I think about it with increasing desperation and then the light turns green and I am free to go. I dream of making a grand gesture, of emptying out my pockets on an impulse or going round the city distributing blankets but of course I do nothing. And I don’t think I am alone in this. While a large part of our attitude towards the economically underprivileged is made up of indifference, there is a small but significant part that is unable to take the step from concern to giving. What explains this inability, this paralysis that stymies good intentions?
And I am not talking about the rational arguments against giving charity to people who beg on the streets. There are those argue that begging is a nuisance and giving only encourages dependence. You frequently hear accounts of how when meaningful work was offered to the people who were begging, it was almost always turned down. Without getting into the argument for or against encouraging begging, let us focus instead on those situations when we have no conceptual problems with giving something but find ourselves unable to bring ourselves to do so.
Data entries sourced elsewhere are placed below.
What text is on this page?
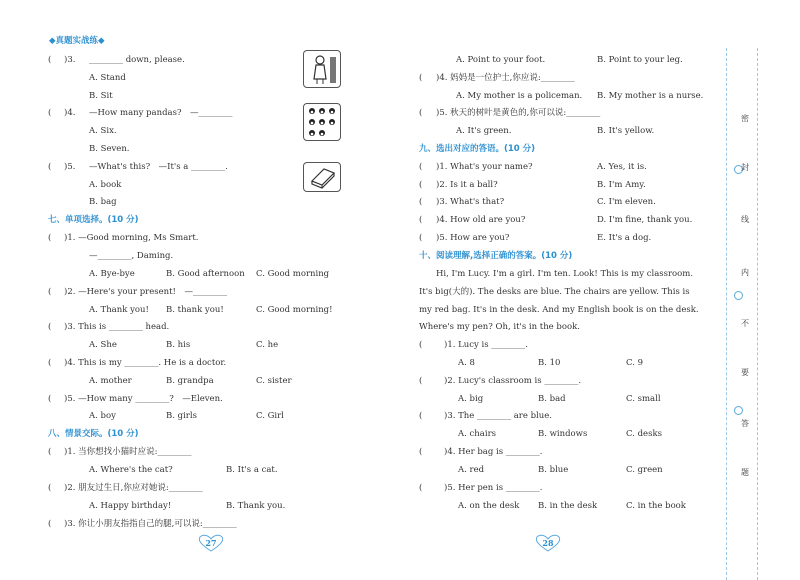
◆真题实战练◆
( )3. ________ down, please.
A. Stand
B. Sit
( )4. —How many pandas?　—________
A. Six.
B. Seven.
( )5. —What's this?　—It's a ________.
A. book
B. bag
七、单项选择。(10 分)
( )1. —Good morning, Ms Smart.
—________, Daming.
A. Bye-bye	B. Good afternoon C. Good morning
( )2. —Here's your present!　—________
A. Thank you! B. thank you!	C. Good morning!
( )3. This is ________ head.
A. She	B. his	C. he
( )4. This is my ________. He is a doctor.
A. mother	B. grandpa	C. sister
( )5. —How many ________?　—Eleven.
A. boy	B. girls	C. Girl
八、情景交际。(10 分)
( )1. 当你想找小猫时应说:________
A. Where's the cat?	B. It's a cat.
( )2. 朋友过生日,你应对她说:________
A. Happy birthday!	B. Thank you.
( )3. 你让小朋友指指自己的腿,可以说:________
27
A. Point to your foot.	B. Point to your leg.
( )4. 妈妈是一位护士,你应说:________
A. My mother is a policeman. B. My mother is a nurse.
( )5. 秋天的树叶是黄色的,你可以说:________
A. It's green.	B. It's yellow.
九、选出对应的答语。(10 分)
( )1. What's your name?	A. Yes, it is.
( )2. Is it a ball?	B. I'm Amy.
( )3. What's that?	C. I'm eleven.
( )4. How old are you?	D. I'm fine, thank you.
( )5. How are you?	E. It's a dog.
十、阅读理解,选择正确的答案。(10 分)
Hi, I'm Lucy. I'm a girl. I'm ten. Look! This is my classroom.
It's big(大的). The desks are blue. The chairs are yellow. This is
my red bag. It's in the desk. And my English book is on the desk.
Where's my pen? Oh, it's in the book.
(	)1. Lucy is ________.
A. 8	B. 10	C. 9
(	)2. Lucy's classroom is ________.
A. big	B. bad	C. small
(	)3. The ________ are blue.
A. chairs	B. windows	C. desks
(	)4. Her bag is ________.
A. red	B. blue	C. green
(	)5. Her pen is ________.
A. on the desk B. in the desk	C. in the book
28
密
封
线
内
不
要
答
题
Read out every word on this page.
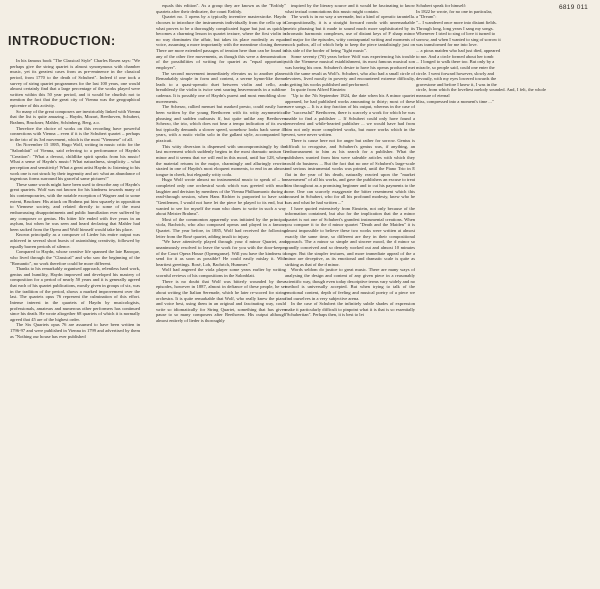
6819 011
INTRODUCTION:

In his famous book "The Classical Style" Charles Rosen says: "We perhaps give the string quartet is almost synonymous with chamber music, yet its greatest cases from as pre-eminence in the classical period, from 1770 to the death of Schubert". Indeed if one took a survey of string quartet programmes for the last 100 years, one would almost certainly find that a large percentage of the works played were written within this 50 year period, and it would be churlish not to mention the fact that the great city of Vienna was the geographical epicentre of this activity.

So many of the great composers are inextricably linked with Vienna that the list is quite amazing – Haydn, Mozart, Beethoven, Schubert, Brahms, Bruckner, Mahler, Schönberg, Berg, a.o.

Therefore the choice of works on this recording have powerful connections with Vienna – even if it is the Schubert quartet – perhaps in the trio of its 3rd movement, which is the most "Viennese" of all.

On November 15 1885, Hugo Wolf, writing in music critic for the "Salonblatt" of Vienna, said referring to a performance of Haydn's "Creation": "What a devout, childlike spirit speaks from his music! What a sense of Haydn's music! What naturalness, simplicity – what perception and sensitivity! What a great artist Haydn is: listening to his work one is not struck by their ingenuity and art: what an abundance of ingenious forms surround his graceful same pictures!"

These same words might have been used to describe any of Haydn's great quartets. Wolf was not known for his kindness towards many of his contemporaries, with the notable exception of Wagner and to some extent, Bruckner. His attack on Brahms put him squarely in opposition to Viennese society, and related directly to some of the most embarrassing disappointments and public humiliation ever suffered by any composer or genius. His bitter life ended with five years in an asylum, but when he was seen and heard declaring that Mahler had been sacked from the Opera and Wolf himself would take his place.

Known principally as a composer of Lieder his entire output was achieved in several short bursts of astonishing creativity, followed by equally barren periods of silence.

Compared to Haydn, whose creative life spanned the late Baroque, who lived through the "Classical" and who saw the beginning of the "Romantic", no work therefore could be more different.

Thanks to his remarkably organised approach, relentless hard work, genius and humility, Haydn improved and developed his mastery of composition for a period of nearly 50 years and it is generally agreed that each of his quartet publications, mostly given in groups of six, was in the tradition of the period, shows a marked improvement over the last. The quartets opus 76 represent the culmination of this effort. Intense interest in the quartets of Haydn by musicologists, professionals, amateurs and numerous other performers has continued since his death. He wrote altogether 68 quartets of which it is normally agreed that 45 are of the highest order.

The Six Quartets opus 76 are assumed to have been written in 1796-97 and were published in Vienna in 1799 and advertised by them as "Nothing our house has ever published

equals this edition". As a group they are known as the "Erdödy" quartets after their dedicatee, the count Erdödy.

Quartet no. 1 opens by a typically inventive masterstroke. Haydn chooses to introduce the instruments individually from the cello up in what proves to be a thoroughly complicated fugue but just as quickly becomes a charming lesson in quartet texture, where the first violin in no way dominates the affair, but takes its place modestly as equal voice, assuming a more importantly with the meantime closing theme. There are more extended passages of tension here than can be found in any of the other five movements, as though this were a demonstration of the possibilities of writing for quartet as "equal opportunity employer".

The second movement immediately elevates us to another plane. Remarkably simple in form and content, a serene hymn-like theme leads to a quasi-operatic duet between violin and cello, and breathlessly the violin is twice sent soaring heavenwards in a sublime cadenza. It is possibly one of Haydn's purest and most ennobling slow movements.

The Scherzo, rallied menuet but marked presto, could easily have been written by the young Beethoven with its witty asymmetrical phrasing and sudden outbursts ff, but quite unlike any Beethoven Scherzo, the trio, which does not bear a tempo indication of its own, but typically demands a slower speed, somehow looks back some 40 years, with a rustic violin solo in the gallant style, accompanied by pizzicati.

This witty diversion is dispensed with uncompromisingly by the last movement which suddenly begins in the most dramatic unison G minor and it seems that we will end in this mood, until bar 128, when the material returns in the major, charmingly and alluringly rewrite strated in one of Haydn's most eloquent moments, to end in an almost tongue in cheek, but elegantly witty coda.

Hugo Wolf wrote almost no instrumental music to speak of – he completed only one orchestral work which was greeted with much laughter and derision by members of the Vienna Philharmonic during a read-through session, when Hans Richter is purported to have said "Gentlemen, I would not have let the piece be played to its end, but I wanted to see for myself the man who dares to write in such a way about Meister Brahms".

Most of the commonton apparently was initiated by the principal viola, Bachrich, who also composed operas and played in a famous Quartet. The year before, in 1885, Wolf had received the following letter from the Rosé quartet, adding insult to injury.

"We have attentively played through your d minor Quartet, and unanimously resolved to leave the work for you with the door-keeper of the Court Opera House (Opernganse). Will you have the kindness to send for it as soon as possible? He could easily mislay it. With heartiest greetings. Rosé, Lob, Bachrich, Hummer."

Wolf had angered the viola player some years earlier by writing scornful reviews of his compositions in the Salonblatt.

There is no doubt that Wolf was bitterly wounded by these episodes, however in 1887, almost in defiance of these people, he set about writing the Italian Serenade, which he later re-scored for string orchestra. It is quite remarkable that Wolf, who really knew the piano and voice best, using them in an original and fascinating way, could write so idiomatically for String Quartet, something that has given pause to so many composers after Beethoven. His output although almost entirely of lieder is thoroughly

inspired by the literary source and it would be fascinating to know what textual connotations this music might contain.

The work is in no way a serenade, but a kind of operatic tarantella. Compositionally, it is a straight forward rondo with unremarkable metric phrasing but it made to sound much more sophisticated by its chromatic harmonic complexes, use of distant keys of F sharp minor and major for the episodes, witty contrapuntal writing and moments of mock pathos, all of which help to keep the piece tantalisingly just on this side of the border of being "light music".

Some seventy (70) years before Wolf was experiencing his trouble with the Viennese musical establishment, its most famous musical son was having his own. Schubert's desire to have his operas produced met with the same result as Wolf's. Schubert, who also had a small circle of devotees, lived mostly in poverty and encountered extreme difficulty, in getting his works published and performed.

In quote from Alfred Einstein:

"Up to the 7th September 1824, the date when his A minor quartet appeared, he had published works amounting to thirty; most of these were songs ... It is a tiny fraction of his output, whereas in the case of the "successful" Beethoven, there is scarcely a work for which he was unable to find a publisher ... If Schubert could only have found a benevolent and while-hearted publisher ... we would have had from him not only more completed works, but more works which in the event, were never written.

There is cause here not for anger but rather for sorrow. Genius is difficult to recognise, and Schubert's genius was, if anything, an embarrassment to him as his search for a publisher. What the publishers wanted from him were saleable articles with which they could do business ... But the fact that no one of Schubert's large-scale and serious instrumental works was printed, until the Piano Trio in E flat in the year of his death, naturally reacted upon the "market assessment" of all his works, and gave the publishers an excuse to treat him throughout as a promising beginner and to cut his payments to the bone. One can scarcely exaggerate the bitter resentment which this aroused in Schubert, who for all his profound modesty, knew who he was and what he had written ..."

I have quoted extensively from Einstein, not only because of the information contained, but also for the implication that the a minor quartet is not one of Schubert's grandest instrumental creations. When you compare it to the d minor quartet "Death and the Maiden" it is almost impossible to believe these two works were written at almost exactly the same time, so different are they in their compositional approach. The a minor so simple and sincere mood, the d minor so grandly conceived and so densely worked out and almost 10 minutes longer. But the simpler textures, and more immediate appeal of the a minor are deceptive, as its emotional and dramatic scale is quite as striking as that of the d minor.

Words seldom do justice to great music. There are many ways of analysing the design and content of any given piece in a reasonably scientific way, though even today descriptive terms vary widely and no method is universally accepted. But when trying to talk of the emotional content, depth of feeling and musical poetry of a piece we find ourselves in a very subjective arena.

In the case of Schubert the infinitely subtle shades of expression make it particularly difficult to pinpoint what it is that is so essentially "Schubertian". Perhaps then, it is best to let

Schubert speak for himself:

In 1822 he wrote, for no one in particular,

a "Dream":

"... I wandered once more into distant fields.

Through long, long years I sang my songs.

Whenever I tried to sing of love it turned to

sorrow, and when I wanted to sing of sorrow it

was transformed for me into love.

... a pious maiden who had just died, appeared

to me. And a circle formed about her tomb

... I longed to walk there too. But only by a

miracle, so people said, could one enter the

circle. I went forward however, slowly and

devoutly, with my eyes lowered towards the

gravestone and before I knew it, I was in the

circle, from which the loveliest melody sounded. And, I felt, the whole measure of eternal

bliss, compressed into a moment's time ..."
Perhaps, what prevents us from giving is that it appears to be a cheap way to buy absolution. It seems too easy, to rid oneself of guilt by offloading some money into an outstretched hand. Are we merely purchasing a cheap ticket to heaven, finding a way to postpone facing up to some deep sense of guilt at our relative good fortune?
The other possible reason is that the problem seems too vast for one small gesture to make any real difference. The sense of “so what will it really change’’ might stop us from taking that small step.
The enormity of the problem mocks at the futility of our gesture and makes it appear to be an act of indulgence aimed at making us, rather than the person begging, feel better. The feeling that there is no symbolic way of shouldering responsibility, that once we cross the threshold and take any action then we somehow become responsible for the problem in its entirety. And if we are not ready for that, then it is perhaps better to do nothing at all.
In some deep-rooted way, we are afraid of playing God with other people’s destinies. The act of giving seems laden with arrogance; we attribute superiority to ourselves based on material comfort and somehow this feels wrong. It feels wrong that one should be in a position to make such a difference to someone else’s life.
The transaction is too naked, the difference too palpable for comfort. Also, there is this other problem with playing God—we need to be completely fair and impartial.
Who is to say who needs our charity the most—is it the shrivelled old woman or the urchin without a leg? Do we give on the basis of an internal pathos-meter that measures the relative direness of the need? Do we then end up summing up human beings by the size of their afflictions?
And hence the irony of doing nothing for those in need not out of callousness, but out of some form of respect for them as people.
Perhaps this too is only a way to rationalise indifference. Perhaps this whole debate is too self-indulgent in the first place. And it certainly changes nothing.